How demerit points pile up — and stick
This is where the system bites. An Unsatisfactory rating attaches one demerit point to the venue. An Unfit rating attaches three. These points are not wiped at the end of a season. They sit on the ground for a rolling five-year period, quietly accumulating across every format played there.
Reach five demerit points inside that five-year window and the venue's ICC accreditation is suspended — no international cricket for 12 months. Hit ten demerit points and the ban doubles to two years. For a marquee stadium that depends on hosting Tests and white-ball internationals for revenue and prestige, that is a genuine threat, not a slap on the wrist.
A useful way to picture it: the demerit points are like points on a driving licence. One bad outing won't cost you, but they linger, and a second or third lapse within the window is what tips a ground over the edge.
What gets a pitch flagged
In practice, the referee is looking out for a handful of warning signs:
- Excessive seam or swing from ball one that makes survival a lottery rather than a skill.
- Variable bounce — some deliveries flying, others scuttling along the ground — which is the safety red flag that most often leads to "unfit."
- A surface that offers nothing to anyone, the dead-flat road that produces a bore-draw with no jeopardy.
- Cracking or crumbling far too early, so the game is decided by the toss rather than the cricket.
Notice what's missing from that list: spin. A pitch that turns sharply from the first session is not, by itself, a problem. The contest just has to be real.
Why India's grounds keep drawing scrutiny
India's home strategy of preparing aggressive, spin-friendly tracks is perfectly legal and has won plenty of Tests inside three days. But it lives close to the line, which is why Indian venues feature so often in pitch-report debates. The most cited example came when India hosted Australia in Indore in 2023: the surface was first rated poor under the old system, before being downgraded to below average on appeal — cutting the demerit points attached to it from three to one.
That episode points to the part of the process boards quietly rely on. A rating is not final the moment the referee signs off. The home board can appeal within 14 days, and an independent review can confirm, soften or, in rare cases, harden the verdict. For a cricket board, fighting a single demerit point is worth the effort precisely because of that five-year memory.

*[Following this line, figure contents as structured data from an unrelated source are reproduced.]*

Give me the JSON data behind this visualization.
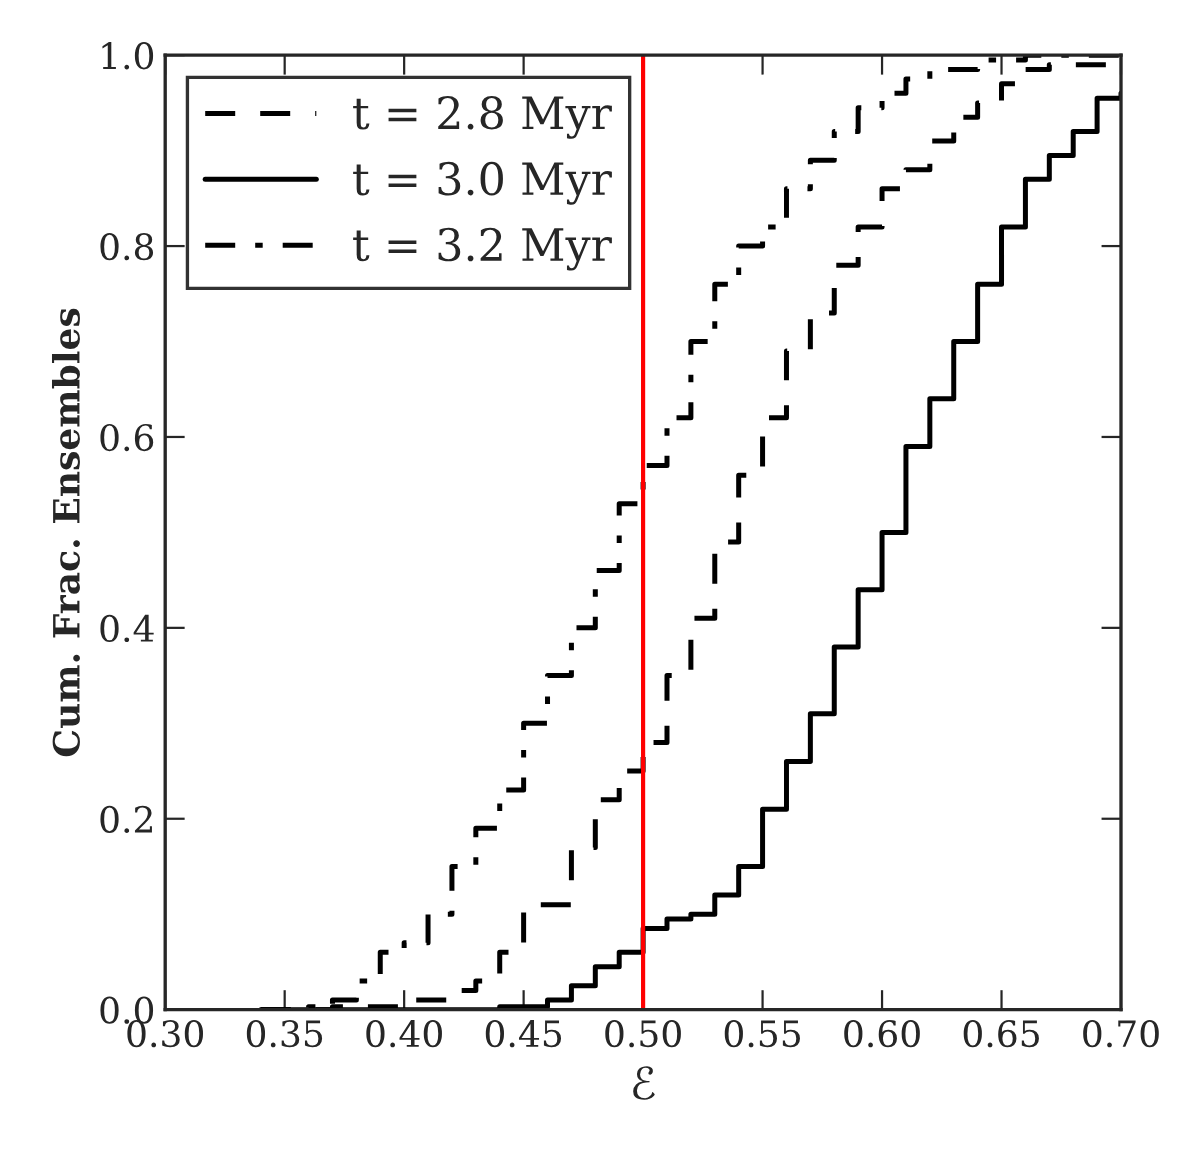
{
  "chart_data": {
    "type": "step",
    "xlabel": "ℰ",
    "ylabel": "Cum. Frac. Ensembles",
    "xlim": [
      0.3,
      0.7
    ],
    "xticks": [
      {
        "value": 0.3,
        "label": "0.30"
      },
      {
        "value": 0.35,
        "label": "0.35"
      },
      {
        "value": 0.4,
        "label": "0.40"
      },
      {
        "value": 0.45,
        "label": "0.45"
      },
      {
        "value": 0.5,
        "label": "0.50"
      },
      {
        "value": 0.55,
        "label": "0.55"
      },
      {
        "value": 0.6,
        "label": "0.60"
      },
      {
        "value": 0.65,
        "label": "0.65"
      },
      {
        "value": 0.7,
        "label": "0.70"
      }
    ],
    "ylim": [
      0,
      1
    ],
    "yticks": [
      {
        "value": 0,
        "label": "0.0"
      },
      {
        "value": 0.2,
        "label": "0.2"
      },
      {
        "value": 0.4,
        "label": "0.4"
      },
      {
        "value": 0.6,
        "label": "0.6"
      },
      {
        "value": 0.8,
        "label": "0.8"
      },
      {
        "value": 1,
        "label": "1.0"
      }
    ],
    "grid": false,
    "legend": "top left",
    "ref_lines": [
      {
        "axis": "x",
        "value": 0.5,
        "color": "#ff0000"
      }
    ],
    "series": [
      {
        "name": "t = 2.8 Myr",
        "color": "#000000",
        "line_style": "dashed",
        "x": [
          0.34,
          0.37,
          0.4,
          0.42,
          0.43,
          0.44,
          0.45,
          0.47,
          0.48,
          0.49,
          0.5,
          0.51,
          0.52,
          0.53,
          0.54,
          0.55,
          0.56,
          0.57,
          0.58,
          0.59,
          0.6,
          0.61,
          0.62,
          0.63,
          0.64,
          0.65,
          0.66,
          0.67,
          0.7
        ],
        "values": [
          0.0,
          0.003,
          0.01,
          0.02,
          0.03,
          0.06,
          0.11,
          0.17,
          0.22,
          0.25,
          0.28,
          0.35,
          0.41,
          0.49,
          0.56,
          0.62,
          0.69,
          0.73,
          0.78,
          0.82,
          0.86,
          0.88,
          0.91,
          0.935,
          0.95,
          0.97,
          0.985,
          0.99,
          1.0
        ]
      },
      {
        "name": "t = 3.0 Myr",
        "color": "#000000",
        "line_style": "solid",
        "x": [
          0.34,
          0.42,
          0.44,
          0.46,
          0.47,
          0.48,
          0.49,
          0.5,
          0.51,
          0.52,
          0.53,
          0.54,
          0.55,
          0.56,
          0.57,
          0.58,
          0.59,
          0.6,
          0.61,
          0.62,
          0.63,
          0.64,
          0.65,
          0.66,
          0.67,
          0.68,
          0.69,
          0.7
        ],
        "values": [
          0.0,
          0.0,
          0.003,
          0.01,
          0.025,
          0.045,
          0.06,
          0.085,
          0.095,
          0.1,
          0.12,
          0.15,
          0.21,
          0.26,
          0.31,
          0.38,
          0.44,
          0.5,
          0.59,
          0.64,
          0.7,
          0.76,
          0.82,
          0.87,
          0.895,
          0.92,
          0.955,
          0.96
        ]
      },
      {
        "name": "t = 3.2 Myr",
        "color": "#000000",
        "line_style": "dashdot",
        "x": [
          0.34,
          0.36,
          0.37,
          0.38,
          0.39,
          0.4,
          0.41,
          0.42,
          0.43,
          0.44,
          0.45,
          0.46,
          0.47,
          0.48,
          0.49,
          0.5,
          0.51,
          0.52,
          0.53,
          0.54,
          0.55,
          0.56,
          0.57,
          0.58,
          0.59,
          0.6,
          0.61,
          0.62,
          0.64,
          0.66,
          0.7
        ],
        "values": [
          0.0,
          0.003,
          0.01,
          0.03,
          0.06,
          0.07,
          0.1,
          0.15,
          0.19,
          0.23,
          0.3,
          0.35,
          0.4,
          0.46,
          0.53,
          0.57,
          0.62,
          0.7,
          0.76,
          0.8,
          0.82,
          0.86,
          0.89,
          0.92,
          0.945,
          0.96,
          0.975,
          0.985,
          0.995,
          1.0,
          1.0
        ]
      }
    ]
  }
}
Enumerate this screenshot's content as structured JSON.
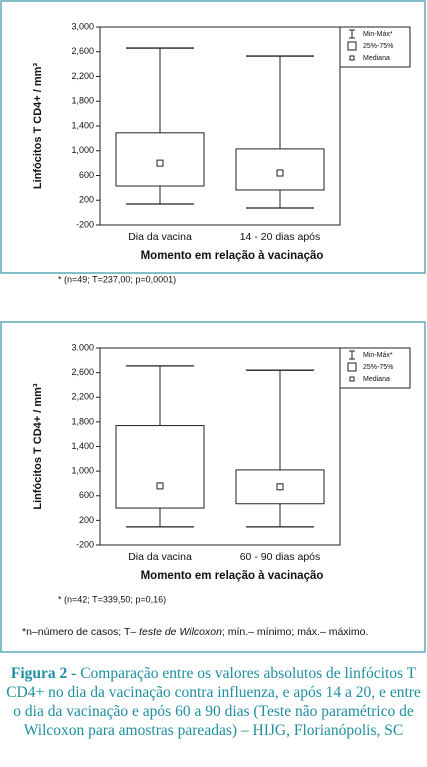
{
  "chart_data": [
    {
      "type": "box",
      "ylabel": "Linfócitos T CD4+ / mm³",
      "xlabel": "Momento em relação à vacinação",
      "categories": [
        "Dia da vacina",
        "14 - 20 dias após"
      ],
      "boxes": [
        {
          "min": 140,
          "q1": 430,
          "median": 800,
          "q3": 1290,
          "max": 2660
        },
        {
          "min": 75,
          "q1": 366,
          "median": 640,
          "q3": 1030,
          "max": 2530
        }
      ],
      "ylim": [
        -200,
        3000
      ],
      "yticks": [
        -200,
        200,
        600,
        {
          "value": 1000,
          "label": "1,000"
        },
        {
          "value": 1400,
          "label": "1,400"
        },
        {
          "value": 1800,
          "label": "1,800"
        },
        {
          "value": 2200,
          "label": "2,200"
        },
        {
          "value": 2600,
          "label": "2,600"
        },
        {
          "value": 3000,
          "label": "3,000"
        }
      ],
      "legend": [
        "Min-Máx*",
        "25%-75%",
        "Mediana"
      ],
      "legend_position": "upper right",
      "footnote": "* (n=49;  T=237,00;  p=0,0001)"
    },
    {
      "type": "box",
      "ylabel": "Linfócitos T CD4+ / mm³",
      "xlabel": "Momento em relação à vacinação",
      "categories": [
        "Dia da vacina",
        "60 - 90 dias após"
      ],
      "boxes": [
        {
          "min": 95,
          "q1": 400,
          "median": 760,
          "q3": 1740,
          "max": 2710
        },
        {
          "min": 95,
          "q1": 470,
          "median": 745,
          "q3": 1020,
          "max": 2640
        }
      ],
      "ylim": [
        -200,
        3000
      ],
      "yticks": [
        -200,
        200,
        600,
        {
          "value": 1000,
          "label": "1,000"
        },
        {
          "value": 1400,
          "label": "1,400"
        },
        {
          "value": 1800,
          "label": "1,800"
        },
        {
          "value": 2200,
          "label": "2,200"
        },
        {
          "value": 2600,
          "label": "2,600"
        },
        {
          "value": 3000,
          "label": "3.000"
        }
      ],
      "legend": [
        "Min-Máx*",
        "25%-75%",
        "Mediana"
      ],
      "legend_position": "upper right",
      "footnote": "* (n=42; T=339,50;  p=0,16)"
    }
  ],
  "note": [
    "*n–número de casos; T– ",
    "teste de Wilcoxon",
    "; mín.– mínimo; máx.– máximo."
  ],
  "caption": {
    "label": "Figura 2 -",
    "text": " Comparação entre os valores absolutos de linfócitos T CD4+ no dia da vacinação contra influenza, e após 14 a 20, e entre o dia da vacinação e após 60 a 90 dias (Teste não paramétrico de Wilcoxon para amostras pareadas) – HIJG, Florianópolis, SC"
  }
}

The broader tension is real. Home advantage in Test cricket is largely built on the pitch, and every host nation — England's green seamers, Australia's pace-and-bounce decks, India's turners — shapes conditions to suit its bowlers. The rating system exists to mark the boundary between a hostile home pitch and an unfair or unsafe one. Where exactly that line falls is the argument that never quite ends.
What it changes for how you watch
The next time a pitch goes "under review," you'll know the stakes aren't cosmetic. A few things worth carrying into the broadcast:
- A low total or a three-day finish does not mean a bad pitch. Ask whether the contest was fair, not whether it was high-scoring.
- Demerit points belong to the ground, not the team or the board — a venue can be punished even when the home side loses.
- The outfield matters too, and a sodden, sandy or rutted field can cost a venue points on its own.
- A first rating is a draft, not a sentence. Watch the two weeks after for an appeal.
None of this turns a pitch report into appointment viewing. But it does explain why curators sweat over moisture readings and grass length, and why a single phrase from a match referee can echo for five years. The surface isn't just where the game is played. Under this system, it's on trial alongside the players.